Almost all these APIs offer a suggestion on the emotional state of the face it recognises. But as one of the undergraduate students working with Professor Cook on the project points out, the work is stretching the boundaries of what this technology was originally designed to do.
“Most facial recognition software began with the intention of security applications,” Stephanie Kobakian explains. “There are others, such as Facebook, which links images of people with their profiles. This means the popular recognition software was not intended to be used in a fast-paced, elite sports environment.”
Professor Cook agrees it is quite difficult to read the right emotional state for players. The APIs report common emotions like happiness, sadness, anger and disgust, as well as a ‘neutral’ state.
For the most part, researchers found the players were being reported as ‘neutral’, or with just one emotion. This perhaps isn’t a surprise or even a limitation of the technology – most players would be attempting to mask their emotional state from their opposition.
“Sports emotions are different because they are trying not to give away what they are feeling.

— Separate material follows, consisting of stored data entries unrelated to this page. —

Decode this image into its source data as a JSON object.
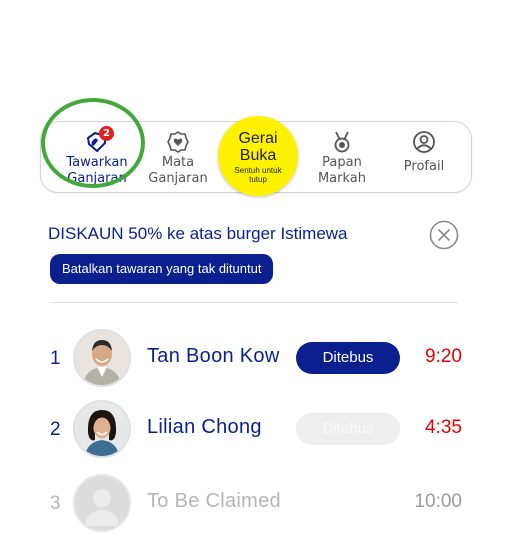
{
  "tabs": {
    "rewards_line1": "Tawarkan",
    "rewards_line2": "Ganjaran",
    "rewards_badge": "2",
    "points_line1": "Mata",
    "points_line2": "Ganjaran",
    "badges_line1": "Papan",
    "badges_line2": "Markah",
    "profile": "Profail"
  },
  "store": {
    "title_line1": "Gerai",
    "title_line2": "Buka",
    "sub_line1": "Sentuh untuk",
    "sub_line2": "tutup",
    "color": "#fff200"
  },
  "offer": {
    "title": "DISKAUN 50% ke atas burger Istimewa",
    "cancel_label": "Batalkan tawaran yang tak dituntut"
  },
  "claims": [
    {
      "rank": "1",
      "name": "Tan Boon Kow",
      "button": "Ditebus",
      "time": "9:20",
      "status": "active"
    },
    {
      "rank": "2",
      "name": "Lilian Chong",
      "button": "Ditebus",
      "time": "4:35",
      "status": "disabled"
    },
    {
      "rank": "3",
      "name": "To Be Claimed",
      "time": "10:00",
      "status": "pending"
    }
  ],
  "colors": {
    "accent": "#0b1f8f",
    "timer_red": "#e60000",
    "highlight_ring": "#42a83b",
    "badge_red": "#e02020"
  },
  "icons": [
    "tag-icon",
    "heart-badge-icon",
    "medal-icon",
    "user-icon",
    "close-icon",
    "avatar-photo",
    "avatar-placeholder-icon"
  ]
}
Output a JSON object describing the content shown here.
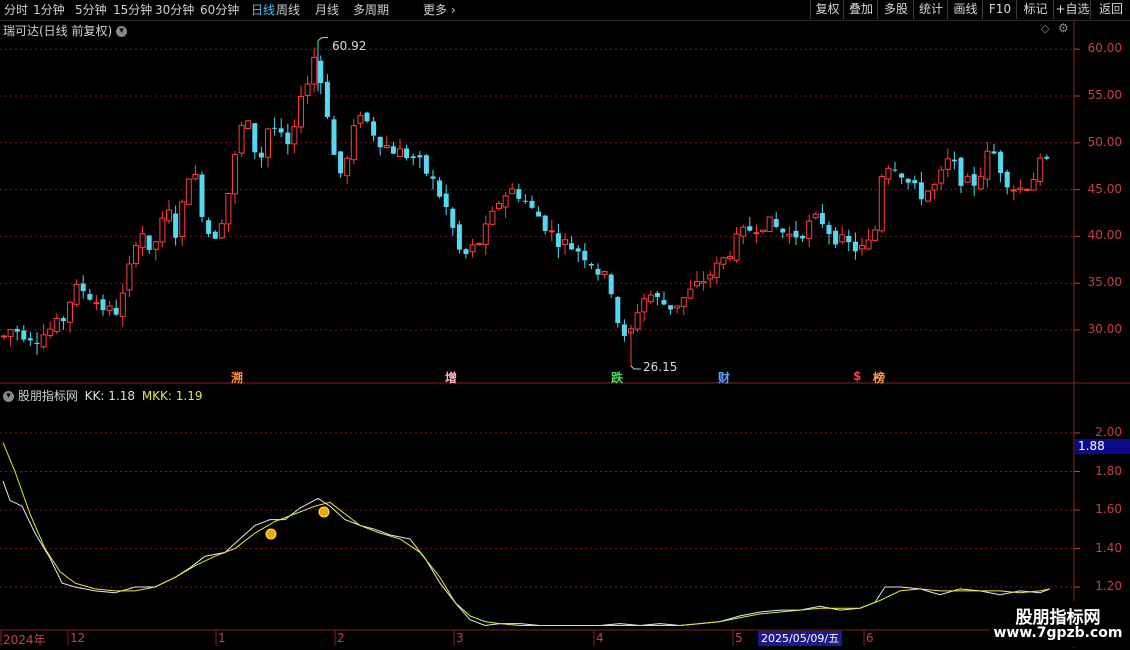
{
  "toolbar": {
    "periods": [
      {
        "label": "分时",
        "active": false
      },
      {
        "label": "1分钟",
        "active": false
      },
      {
        "label": "5分钟",
        "active": false
      },
      {
        "label": "15分钟",
        "active": false
      },
      {
        "label": "30分钟",
        "active": false
      },
      {
        "label": "60分钟",
        "active": false
      },
      {
        "label": "日线",
        "active": true
      },
      {
        "label": "周线",
        "active": false
      },
      {
        "label": "月线",
        "active": false
      },
      {
        "label": "多周期",
        "active": false
      }
    ],
    "more_label": "更多",
    "right_buttons": [
      "复权",
      "叠加",
      "多股",
      "统计",
      "画线",
      "F10",
      "标记",
      "+自选",
      "返回"
    ]
  },
  "main_chart": {
    "title": "瑞可达(日线 前复权)",
    "price_axis": [
      "60.00",
      "55.00",
      "50.00",
      "45.00",
      "40.00",
      "35.00",
      "30.00"
    ],
    "price_ticks": [
      60,
      55,
      50,
      45,
      40,
      35,
      30
    ],
    "high_label": "60.92",
    "low_label": "26.15",
    "event_markers": [
      {
        "label": "溯",
        "color": "#ff8a3d"
      },
      {
        "label": "增",
        "color": "#ffb3c0"
      },
      {
        "label": "跌",
        "color": "#4cd964"
      },
      {
        "label": "财",
        "color": "#5aa0ff"
      },
      {
        "label": "$",
        "color": "#ff4040"
      },
      {
        "label": "榜",
        "color": "#ff9a4a"
      }
    ]
  },
  "indicator": {
    "name": "股朋指标网",
    "kk_label": "KK: 1.18",
    "mkk_label": "MKK: 1.19",
    "axis": [
      "2.00",
      "1.80",
      "1.60",
      "1.40",
      "1.20"
    ],
    "axis_ticks": [
      2.0,
      1.8,
      1.6,
      1.4,
      1.2
    ],
    "current_value": "1.88"
  },
  "date_axis": {
    "labels": [
      "2024年",
      "12",
      "1",
      "2",
      "3",
      "4",
      "5",
      "6"
    ],
    "cursor_date": "2025/05/09/五"
  },
  "watermark": {
    "title": "股朋指标网",
    "url": "www.7gpzb.com"
  },
  "colors": {
    "up": "#ff3b3b",
    "down": "#54d8f0",
    "grid": "#7a1a1a",
    "kk_line": "#e8e8e8",
    "mkk_line": "#e6e640",
    "accent": "#4fc3f7"
  }
}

It’s very much individual-based, so they (the researchers) looked at getting a baseline for individuals and getting some subtle clues,” Professor Cook says.
Quirks and foibles
Apart from these natural challenges, there was a significant technical aspect to the project that included the construction of a web app of training data containing 6,500 images, manually tagged as faces to build a benchmark, says Professor Cook.
“It allowed the annotating of faces with additional information such as the angle of the camera, the background and the situation displayed on (the official broadcaster) Network Seven’s broadcasts at the time the face was captured,” she says.

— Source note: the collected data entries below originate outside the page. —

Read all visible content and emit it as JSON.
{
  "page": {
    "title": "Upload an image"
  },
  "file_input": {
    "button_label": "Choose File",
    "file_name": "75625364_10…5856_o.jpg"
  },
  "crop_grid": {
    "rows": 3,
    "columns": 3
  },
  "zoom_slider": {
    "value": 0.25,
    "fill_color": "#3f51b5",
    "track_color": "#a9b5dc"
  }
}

If a face was visible in the still shot and considered “reasonable” for an API to detect, it was highlighted in the image. Then the APIs were evaluated on their success rate at detecting the faces.

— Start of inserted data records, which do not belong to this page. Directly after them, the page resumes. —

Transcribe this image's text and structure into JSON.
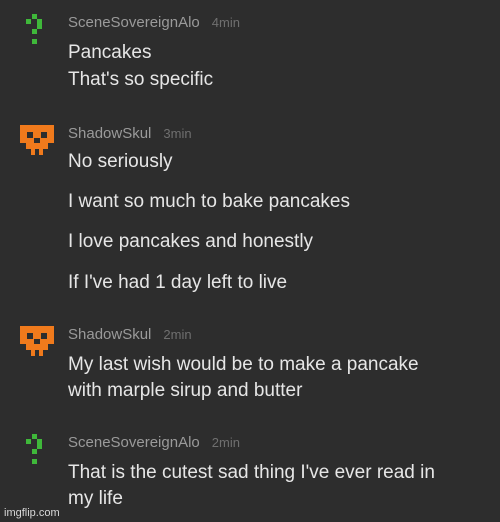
{
  "messages": [
    {
      "user": "SceneSovereignAlo",
      "time": "4min",
      "avatar": "green-question-mark-icon",
      "lines": [
        "Pancakes",
        "That's so specific"
      ]
    },
    {
      "user": "ShadowSkul",
      "time": "3min",
      "avatar": "orange-skull-icon",
      "lines": [
        "No seriously",
        "I want so much to bake pancakes",
        "I love pancakes and honestly",
        "If I've had 1 day left to live"
      ]
    },
    {
      "user": "ShadowSkul",
      "time": "2min",
      "avatar": "orange-skull-icon",
      "lines": [
        "My last wish would be to make a pancake",
        "with marple sirup and butter"
      ]
    },
    {
      "user": "SceneSovereignAlo",
      "time": "2min",
      "avatar": "green-question-mark-icon",
      "lines": [
        "That is the cutest sad thing I've ever read in",
        "my life"
      ]
    }
  ],
  "watermark": "imgflip.com",
  "colors": {
    "background": "#2d2d2d",
    "skull": "#f07a1c",
    "question": "#3fb83a"
  }
}
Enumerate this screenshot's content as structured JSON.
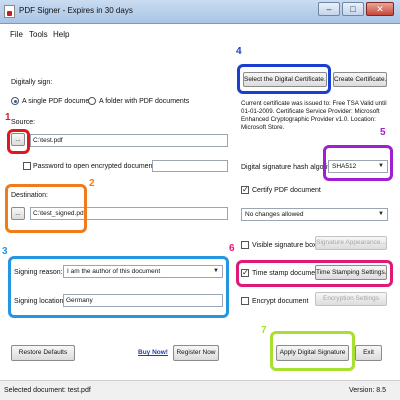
{
  "window": {
    "title": "PDF Signer - Expires in 30 days",
    "minimize_glyph": "–",
    "maximize_glyph": "□",
    "close_glyph": "✕"
  },
  "menu": [
    "File",
    "Tools",
    "Help"
  ],
  "digitally_sign": {
    "label": "Digitally sign:",
    "option_single": "A single PDF document",
    "option_folder": "A folder with PDF documents"
  },
  "source": {
    "label": "Source:",
    "browse": "...",
    "value": "C:\\test.pdf",
    "password_label": "Password to open encrypted documents:",
    "password_value": ""
  },
  "destination": {
    "label": "Destination:",
    "browse": "...",
    "value": "C:\\test_signed.pdf"
  },
  "signing": {
    "reason_label": "Signing reason:",
    "reason_value": "I am the author of this document",
    "location_label": "Signing location:",
    "location_value": "Germany"
  },
  "certificate": {
    "select_button": "Select the Digital Certificate...",
    "create_button": "Create Certificate...",
    "info": "Current certificate was issued to: Free TSA Valid until 01-01-2009. Certificate Service Provider: Microsoft Enhanced Cryptographic Provider v1.0. Location: Microsoft Store."
  },
  "digest": {
    "label": "Digital signature hash algorithm:",
    "value": "SHA512"
  },
  "certify": {
    "checked": true,
    "label": "Certify PDF document",
    "changes_value": "No changes allowed"
  },
  "visible_signature": {
    "checked": false,
    "label": "Visible signature box",
    "appearance_button": "Signature Appearance..."
  },
  "timestamp": {
    "checked": true,
    "label": "Time stamp document",
    "settings_button": "Time Stamping Settings..."
  },
  "encrypt": {
    "checked": false,
    "label": "Encrypt document",
    "settings_button": "Encryption Settings"
  },
  "bottom": {
    "restore_button": "Restore Defaults",
    "buy_link": "Buy Now!",
    "register_button": "Register Now",
    "apply_button": "Apply Digital Signature",
    "exit_button": "Exit"
  },
  "status": {
    "left": "Selected document: test.pdf",
    "right": "Version: 8.5"
  },
  "annotations": [
    {
      "num": "1",
      "color": "#e0181e"
    },
    {
      "num": "2",
      "color": "#f07b1a"
    },
    {
      "num": "3",
      "color": "#2596e0"
    },
    {
      "num": "4",
      "color": "#1a3fd0"
    },
    {
      "num": "5",
      "color": "#a020d0"
    },
    {
      "num": "6",
      "color": "#e0187a"
    },
    {
      "num": "7",
      "color": "#a8e030"
    }
  ],
  "check_glyph": "✓",
  "dropdown_glyph": "▼"
}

The research revealed quirks in the software. For instance, some applications more than others tended to pick out the faces in the crowd behind the players, or incorrectly identified shirts, nets and other body parts – or even logos on the net and wall – as faces. Others were tricked by the appearance of shadows, resulting in incorrect detections.
When an area was selected, the application displayed a group of questions to be answered regarding that specific face. This allowed features to be recorded, such as the accessories worn, the amount of shade on the face, and whether the face was that of a player, staff member or crowd member.
In the end, the team found that Google surpassed the other APIs by a factor of 2:1. “Considering the images used during our study were stills derived from broadcast video files, it would be useful to extend further research to deal with the video files directly,” Professor Cook says.
While the parameters of their research has been about locating the right face recognition software for ongoing research, Professor Cook says it may have broader applications outside of tennis.
“It really is what a lot of sports analysts are looking for right now and it could be used across other individual sports,” she says.
“This really is just the beginning, I think it will explode in terms of the number of resources that will be involved as more groups like Tennis Australia become aware of the impact it can have in assessing the outcome of a game.”